[Typee by Herman Melville]@TWC D-Link book
Typee

CHAPTER FOUR
5/16

After a long interval, however, 'The Perseverance'-- for that was her name--was spoken somewhere in the vicinity of the ends of the earth, cruising along as leisurely as ever, her sails all bepatched and be quilted with rope-yarns, her spars fished with old pipe staves, and her rigging knotted and spliced in every possible direction.

Her crew was composed of some twenty venerable Greenwich-pensioner-looking old salts, who just managed to hobble about deck.

The ends of all the running ropes, with the exception of the signal halyards and poop-down-haul, were rove through snatch-blocks, and led to the capstan or windlass, so that not a yard was braced or a sail set without the assistance of machinery.
Her hull was encrusted with barnacles, which completely encased her.
Three pet sharks followed in her wake, and every day came alongside to regale themselves from the contents of the cook's bucket, which were pitched over to them.

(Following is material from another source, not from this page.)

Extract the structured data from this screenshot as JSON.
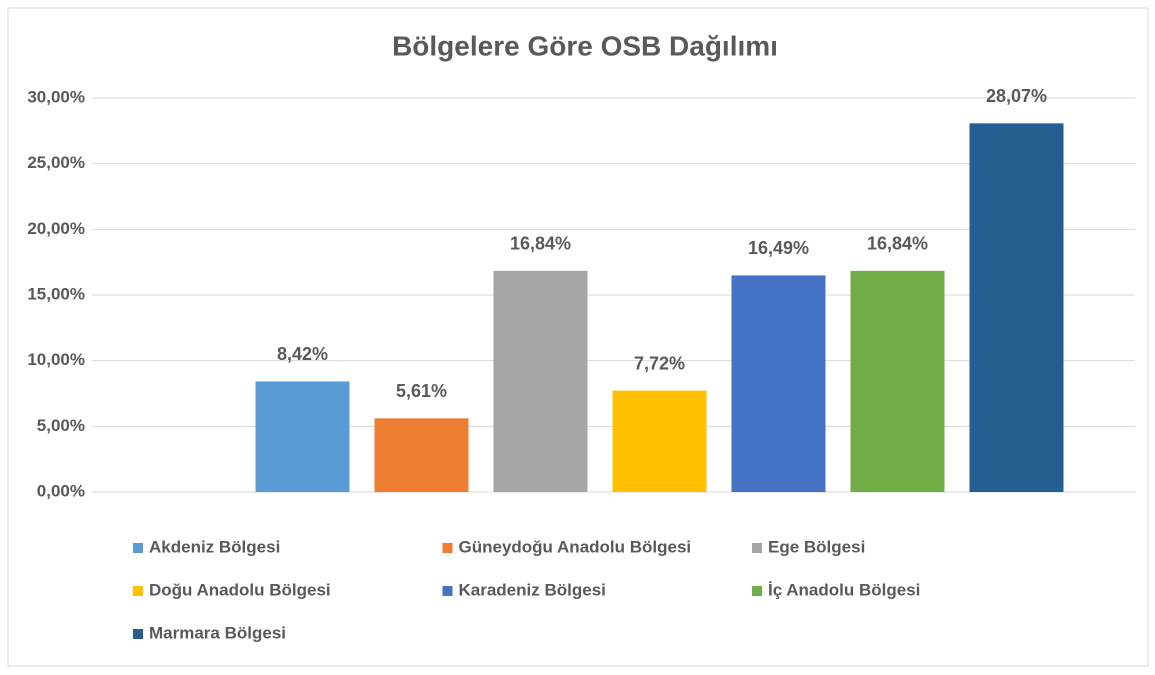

A vast shoal of bonetas and albicores always kept her company.
Such was the account I heard of this vessel and the remembrance of it always haunted me; what eventually became of her I never learned; at any rate: he never reached home, and I suppose she is still regularly tacking twice in the twenty-four hours somewhere off Desolate Island, or the Devil's-Tail Peak.
Having said thus much touching the usual length of these voyages, when I inform the reader that ours had as it were just commenced, we being only fifteen months out, and even at that time hailed as a late arrival and boarded for news, he will readily perceive that there was little to encourage one in looking forward to the future, especially as I had always had a presentiment that we should make an unfortunate voyage, and our experience so far had justified the expectation.
I may here state, and on my faith as an honest man, that though more than three years have elapsed since I left this same identical vessel, she still continues; in the Pacific, and but a few days since I saw her reported in the papers as having touched at the Sandwich Islands previous to going on the coast of Japan.
But to return to my narrative.

Placed in these circumstances then, with no prospect of matters mending if I remained aboard the Dolly, I at once made up my mind to leave her: to be sure it was rather an inglorious thing to steal away privily from those at whose hands I had received wrongs and outrages that I could not resent; but how was such a course to be avoided when it was the only alternative left me?
Having made up my mind, I proceeded to acquire all the information I could obtain relating to the island and its inhabitants, with a view of shaping my plans of escape accordingly.